3. Machielse, A. (2006). Onkundig en onaangepast. Een theoretisch perspectief op sociaal isolement. Utrecht: Jan van Arkel.
4. De Jong - Gierveld, J. (1998). A review of loneliness: concepts and definitions, determinants and consequences. Reviews in Clinical Gerontology, 8, 73-80.
Hawkley, L.C., & Cacioppo, J.T. (2010). Loneliness matters: a theoretical and empirical review of consequences and mechanisms. Annals of Behavioral Medicine, 40, 218-117.

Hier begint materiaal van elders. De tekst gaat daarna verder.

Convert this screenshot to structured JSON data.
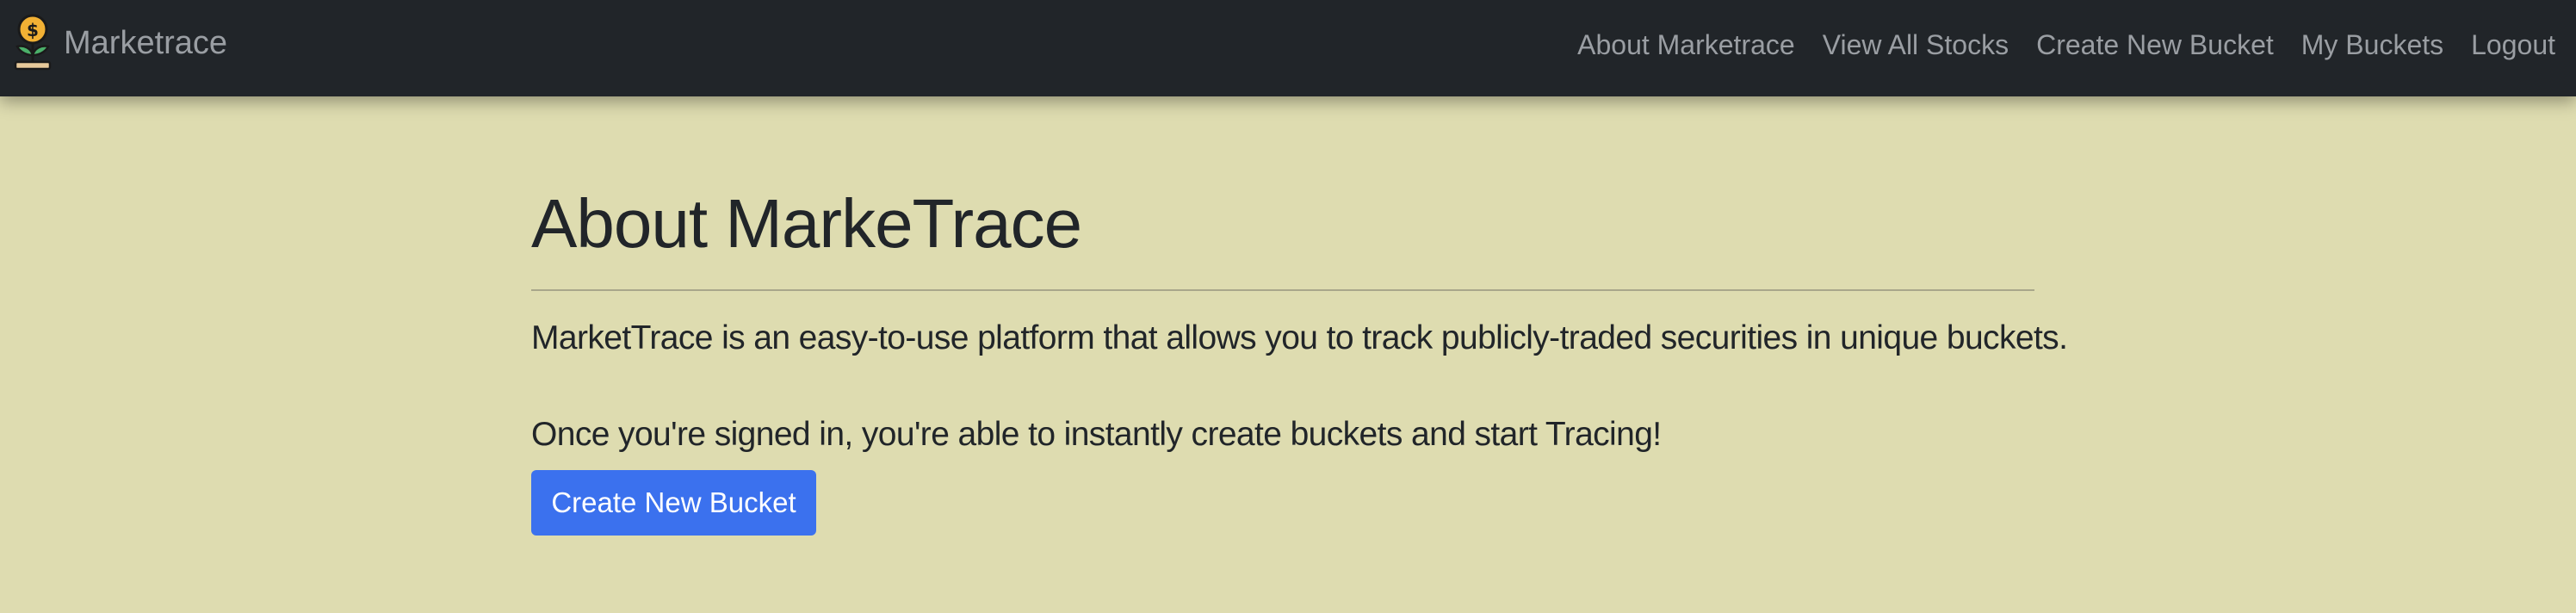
{
  "navbar": {
    "brand_name": "Marketrace",
    "brand_icon": "money-plant-icon",
    "links": [
      {
        "label": "About Marketrace"
      },
      {
        "label": "View All Stocks"
      },
      {
        "label": "Create New Bucket"
      },
      {
        "label": "My Buckets"
      },
      {
        "label": "Logout"
      }
    ]
  },
  "main": {
    "title": "About MarkeTrace",
    "paragraph_1": "MarketTrace is an easy-to-use platform that allows you to track publicly-traded securities in unique buckets.",
    "paragraph_2": "Once you're signed in, you're able to instantly create buckets and start Tracing!",
    "cta_label": "Create New Bucket"
  },
  "colors": {
    "navbar_bg": "#212529",
    "page_bg": "#dedcb0",
    "nav_text": "#9a9ea3",
    "primary_button": "#3b71ee",
    "heading_text": "#212529"
  }
}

5. Fokkema,T., & Tilburg, T.G. van (2007). Zin en onzin van eenzaamheidsinterventies bij ouderen. Tijdschrift voor Gerontologie en Geriatrie, 38, 185-203.
6. Schoenmakers, E. (2013). Coping with loneliness. Amsterdam: Vrije Universiteit van Amsterdam; Tilburg, T. van. & De Jong - Gierveld, J. (2007). Zicht op eenzaamheid. Achtergronden, oorzaken en aanpak. Assen: Van Gorcum.
7. Na deze pilot periode komt het werkboek eind 2015 open source beschikbaar.
8. Zie pagina 29 in de module ‘Burgers voor Burgers’, Alex de Veld.